String setup(ApiDepthAnythingSetupConfig_t config = ApiDepthAnythingSetupConfig_t(),
            String request_id = "depth_anything_setup");
  • config: The configuration for the depth estimation module. You can use the ApiDepthAnythingSetupConfig_t struct to set the model name and other parameters.

  • request_id: The request ID for the setup. You can use any string as the request ID.

  • return: The work ID for the depth estimation module. You need to use this work ID for the inference function.

function inference

int inference(String& work_id, uint8_t* input, size_t& raw_len, String request_id = "depth_anything_inference");
  • work_id: The work ID for the depth estimation module. You need to use the work ID returned by the setup function.

  • input: The input image for depth estimation. You can use the path to the raw JPEG image.

  • raw_len: The length of the raw image data.

  • request_id: The request ID for the inference.

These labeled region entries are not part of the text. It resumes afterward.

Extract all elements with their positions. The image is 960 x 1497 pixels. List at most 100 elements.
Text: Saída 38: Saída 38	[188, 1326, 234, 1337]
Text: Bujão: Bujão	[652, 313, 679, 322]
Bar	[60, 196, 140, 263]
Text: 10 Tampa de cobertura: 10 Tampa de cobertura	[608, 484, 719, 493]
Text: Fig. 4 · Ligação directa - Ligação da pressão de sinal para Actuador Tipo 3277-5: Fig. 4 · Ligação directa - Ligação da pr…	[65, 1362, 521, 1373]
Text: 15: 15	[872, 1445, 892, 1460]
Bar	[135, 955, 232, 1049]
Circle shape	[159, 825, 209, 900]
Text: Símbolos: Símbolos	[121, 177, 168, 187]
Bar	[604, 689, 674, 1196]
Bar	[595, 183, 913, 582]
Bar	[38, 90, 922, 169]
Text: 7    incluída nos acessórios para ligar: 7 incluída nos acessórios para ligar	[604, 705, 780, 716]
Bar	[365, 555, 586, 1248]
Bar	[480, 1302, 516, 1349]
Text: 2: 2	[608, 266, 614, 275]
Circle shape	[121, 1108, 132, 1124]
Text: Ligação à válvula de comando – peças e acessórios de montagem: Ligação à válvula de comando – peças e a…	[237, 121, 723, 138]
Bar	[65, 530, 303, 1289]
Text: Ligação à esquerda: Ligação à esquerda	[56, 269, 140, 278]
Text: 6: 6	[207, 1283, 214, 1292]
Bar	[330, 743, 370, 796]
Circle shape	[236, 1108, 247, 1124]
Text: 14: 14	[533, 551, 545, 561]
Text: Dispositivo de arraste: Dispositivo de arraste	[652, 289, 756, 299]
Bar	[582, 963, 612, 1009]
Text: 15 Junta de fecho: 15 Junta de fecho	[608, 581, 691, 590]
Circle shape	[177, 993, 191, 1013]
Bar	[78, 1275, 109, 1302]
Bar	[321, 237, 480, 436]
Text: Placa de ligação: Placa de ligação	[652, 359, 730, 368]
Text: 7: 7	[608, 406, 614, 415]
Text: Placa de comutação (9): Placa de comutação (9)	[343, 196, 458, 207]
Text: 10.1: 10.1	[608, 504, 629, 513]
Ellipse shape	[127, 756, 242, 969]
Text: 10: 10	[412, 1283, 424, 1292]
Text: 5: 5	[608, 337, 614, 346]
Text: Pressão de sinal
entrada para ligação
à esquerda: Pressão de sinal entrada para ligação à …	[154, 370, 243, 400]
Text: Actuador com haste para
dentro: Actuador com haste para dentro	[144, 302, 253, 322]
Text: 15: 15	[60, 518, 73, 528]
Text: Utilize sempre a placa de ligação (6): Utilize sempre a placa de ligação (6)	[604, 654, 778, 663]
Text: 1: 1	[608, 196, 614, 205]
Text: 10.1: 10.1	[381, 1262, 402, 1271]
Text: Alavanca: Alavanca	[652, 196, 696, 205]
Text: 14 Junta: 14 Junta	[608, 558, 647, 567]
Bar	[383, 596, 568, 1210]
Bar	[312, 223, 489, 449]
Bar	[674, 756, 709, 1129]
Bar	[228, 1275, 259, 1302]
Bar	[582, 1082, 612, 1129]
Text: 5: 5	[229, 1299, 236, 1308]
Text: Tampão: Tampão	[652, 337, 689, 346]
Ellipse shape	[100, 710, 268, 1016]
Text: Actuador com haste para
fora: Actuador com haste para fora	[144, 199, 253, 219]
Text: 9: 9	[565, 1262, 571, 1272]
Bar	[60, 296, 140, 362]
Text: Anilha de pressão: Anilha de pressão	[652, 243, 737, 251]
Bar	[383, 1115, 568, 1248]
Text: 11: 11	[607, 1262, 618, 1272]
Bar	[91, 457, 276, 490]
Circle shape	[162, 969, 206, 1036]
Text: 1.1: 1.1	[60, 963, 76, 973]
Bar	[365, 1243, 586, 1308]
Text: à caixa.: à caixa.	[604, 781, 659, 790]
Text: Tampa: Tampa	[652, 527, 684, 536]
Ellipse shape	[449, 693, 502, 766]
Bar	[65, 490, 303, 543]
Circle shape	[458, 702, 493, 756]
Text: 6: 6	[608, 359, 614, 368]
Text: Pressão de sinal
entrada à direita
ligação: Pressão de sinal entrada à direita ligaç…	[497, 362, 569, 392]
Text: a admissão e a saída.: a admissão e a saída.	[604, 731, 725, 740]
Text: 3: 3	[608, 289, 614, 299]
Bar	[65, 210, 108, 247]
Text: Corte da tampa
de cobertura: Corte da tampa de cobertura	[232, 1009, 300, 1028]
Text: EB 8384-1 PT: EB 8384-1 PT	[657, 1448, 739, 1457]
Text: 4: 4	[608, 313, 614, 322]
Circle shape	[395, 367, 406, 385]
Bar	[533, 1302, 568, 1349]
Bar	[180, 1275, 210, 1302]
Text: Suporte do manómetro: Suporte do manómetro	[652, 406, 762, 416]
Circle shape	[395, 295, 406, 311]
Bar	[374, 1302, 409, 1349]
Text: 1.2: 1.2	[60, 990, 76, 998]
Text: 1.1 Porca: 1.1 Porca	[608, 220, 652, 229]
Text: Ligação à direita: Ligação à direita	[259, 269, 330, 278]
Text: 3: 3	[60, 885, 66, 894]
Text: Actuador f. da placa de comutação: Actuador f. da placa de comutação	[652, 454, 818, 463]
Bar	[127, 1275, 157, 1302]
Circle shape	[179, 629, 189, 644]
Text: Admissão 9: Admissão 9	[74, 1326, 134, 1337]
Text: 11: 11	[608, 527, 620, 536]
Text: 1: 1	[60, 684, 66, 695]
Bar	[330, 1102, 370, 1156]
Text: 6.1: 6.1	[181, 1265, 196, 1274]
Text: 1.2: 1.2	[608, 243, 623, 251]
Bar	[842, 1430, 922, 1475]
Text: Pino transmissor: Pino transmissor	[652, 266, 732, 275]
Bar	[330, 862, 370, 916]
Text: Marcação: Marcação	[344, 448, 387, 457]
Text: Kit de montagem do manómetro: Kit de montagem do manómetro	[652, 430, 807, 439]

You can use any string as the request ID.

class ApiYolo

struct ApiYoloSetupConfig_t

struct ApiYoloSetupConfig_t {
    String model              = "yolo11n";
    String response_format    = "yolo.box.stream";
    std::vector<String> input = {"yolo.jpeg.base64"};
    bool enoutput             = true;
};
  • model: The model name for object detection. Default is yolo11n. see the available models: yolo11n.

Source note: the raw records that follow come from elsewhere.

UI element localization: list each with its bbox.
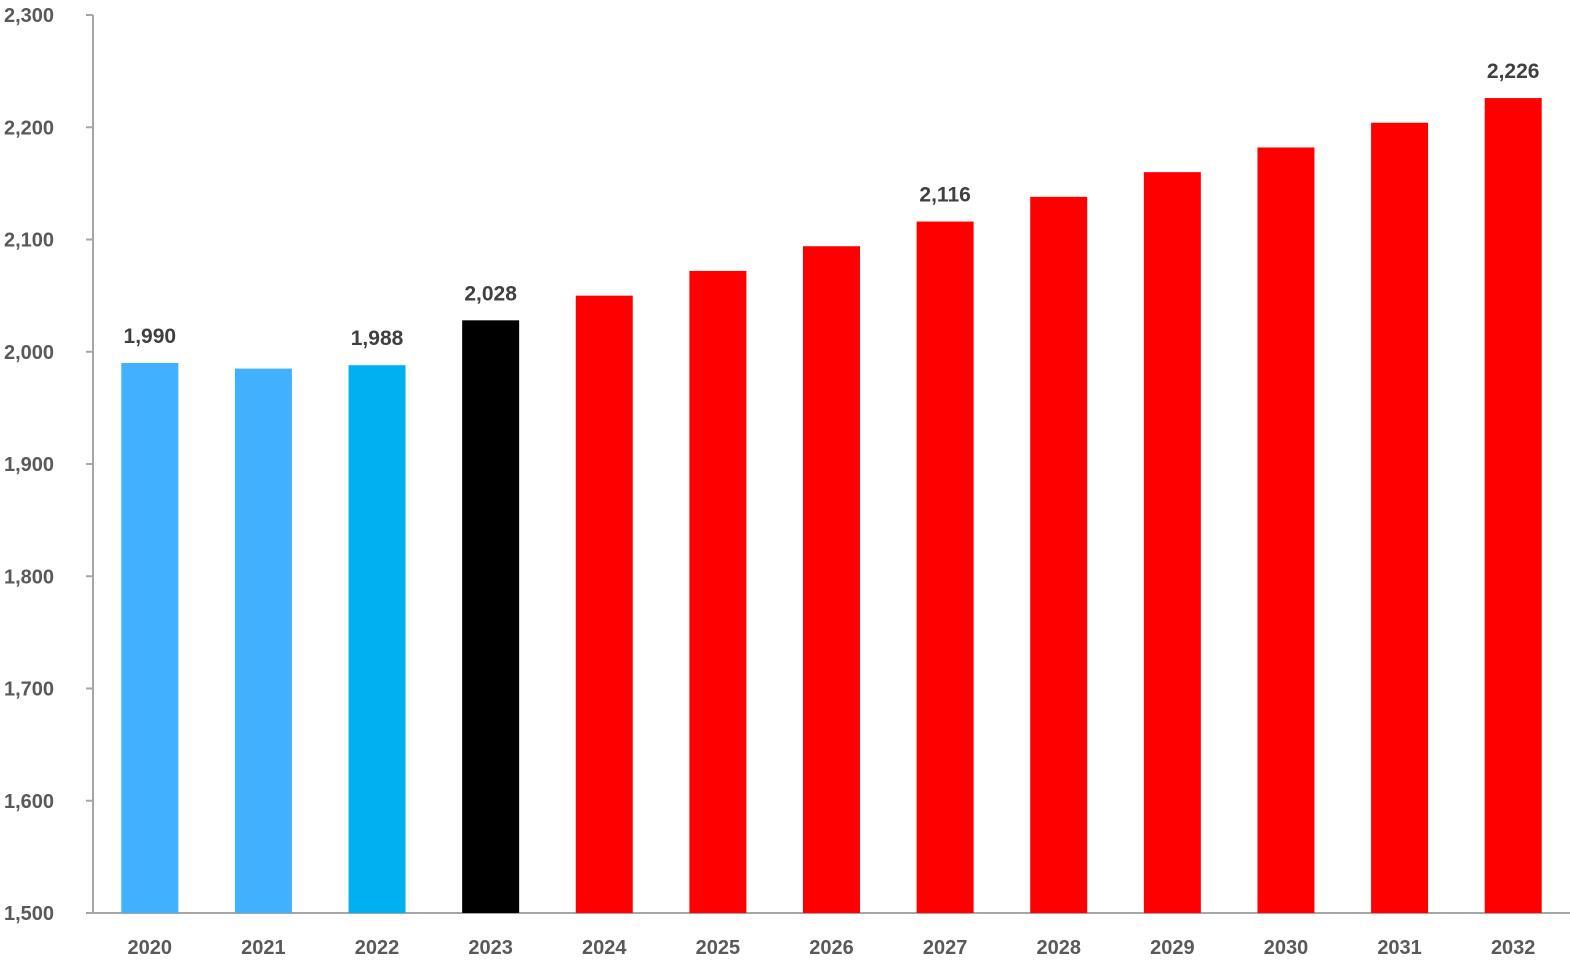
y-tick-label: 1,600	[4, 791, 54, 813]
x-tick-label: 2021	[241, 937, 286, 959]
data-labels: 1,990 1,988 2,028 2,116 2,226	[124, 60, 1540, 350]
x-tick-label: 2029	[1150, 937, 1195, 959]
x-tick-label: 2024	[582, 937, 627, 959]
bar-2021	[234, 368, 292, 913]
x-tick-label: 2020	[128, 937, 173, 959]
x-tick-label: 2026	[809, 937, 854, 959]
bar-2029	[1143, 172, 1201, 913]
x-tick-label: 2027	[923, 937, 968, 959]
bar-2024	[575, 295, 633, 913]
x-tick-label: 2028	[1036, 937, 1081, 959]
bar-2022	[348, 365, 406, 914]
data-label-2022: 1,988	[351, 327, 404, 350]
y-tick-label: 2,000	[4, 342, 54, 364]
bar-2032	[1484, 98, 1542, 913]
y-tick-label: 2,100	[4, 230, 54, 252]
bar-2020	[121, 362, 179, 914]
x-tick-label: 2023	[468, 937, 513, 959]
bars	[121, 98, 1542, 914]
y-tick-label: 2,300	[4, 5, 54, 27]
data-label-2020: 1,990	[124, 325, 177, 348]
data-label-2023: 2,028	[464, 282, 517, 305]
x-axis: 2020 2021 2022 2023 2024 2025 2026 2027 2028 2029…	[128, 937, 1536, 959]
x-tick-label: 2025	[696, 937, 741, 959]
x-tick-label: 2031	[1377, 937, 1422, 959]
y-axis: 1,500 1,600 1,700 1,800 1,900 2,000 2,100 2,200…	[4, 5, 93, 925]
x-tick-label: 2030	[1264, 937, 1309, 959]
y-tick-label: 2,200	[4, 117, 54, 139]
x-tick-label: 2022	[355, 937, 400, 959]
bar-2027	[916, 221, 974, 914]
data-label-2027: 2,116	[919, 184, 970, 207]
y-tick-label: 1,800	[4, 566, 54, 588]
y-tick-label: 1,700	[4, 679, 54, 701]
data-label-2032: 2,226	[1487, 60, 1540, 83]
y-tick-label: 1,500	[4, 903, 54, 925]
bar-2031	[1371, 122, 1429, 913]
bar-2030	[1257, 147, 1315, 913]
bar-2023	[462, 320, 520, 913]
bar-2025	[689, 270, 747, 913]
bar-2028	[1030, 196, 1088, 914]
y-tick-label: 1,900	[4, 454, 54, 476]
x-tick-label: 2032	[1491, 937, 1536, 959]
bar-2026	[803, 246, 860, 914]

  • response_format: The response format for the object detection module. Default is yolo.box.stream, which returns the detected bounding boxes in a streaming format.

  • input: The input format for the object detection module. Default is yolo.jpeg.base64, which means it will process JPEG images in base64 format.

  • enoutput: If true, the object detection module will return the detected bounding boxes in the response. Default is true.

function setup

String setup(ApiYoloSetupConfig_t config = ApiYoloSetupConfig_t(), String request_id = "yolo_setup");
  • config: The configuration for the object detection module. You can use the ApiYoloSetupConfig_t struct to set the model name and other parameters.

  • request_id: The request ID for the setup. You can use any string as the request ID.

  • return: The work ID for the object detection module. You need to use this work ID for the inference function.

function inference

int inference(String& work_id, uint8_t* input, size_t& raw_len, String request_id = "yolo_inference");
  • work_id: The work ID for the object detection module. You need to use the work ID returned by the setup function.

  • input: The input image for object detection. You can use the path to the raw JPEG image.

  • raw_len: The length of the raw image data.

  • request_id: The request ID for the inference. You can use any string as the request ID.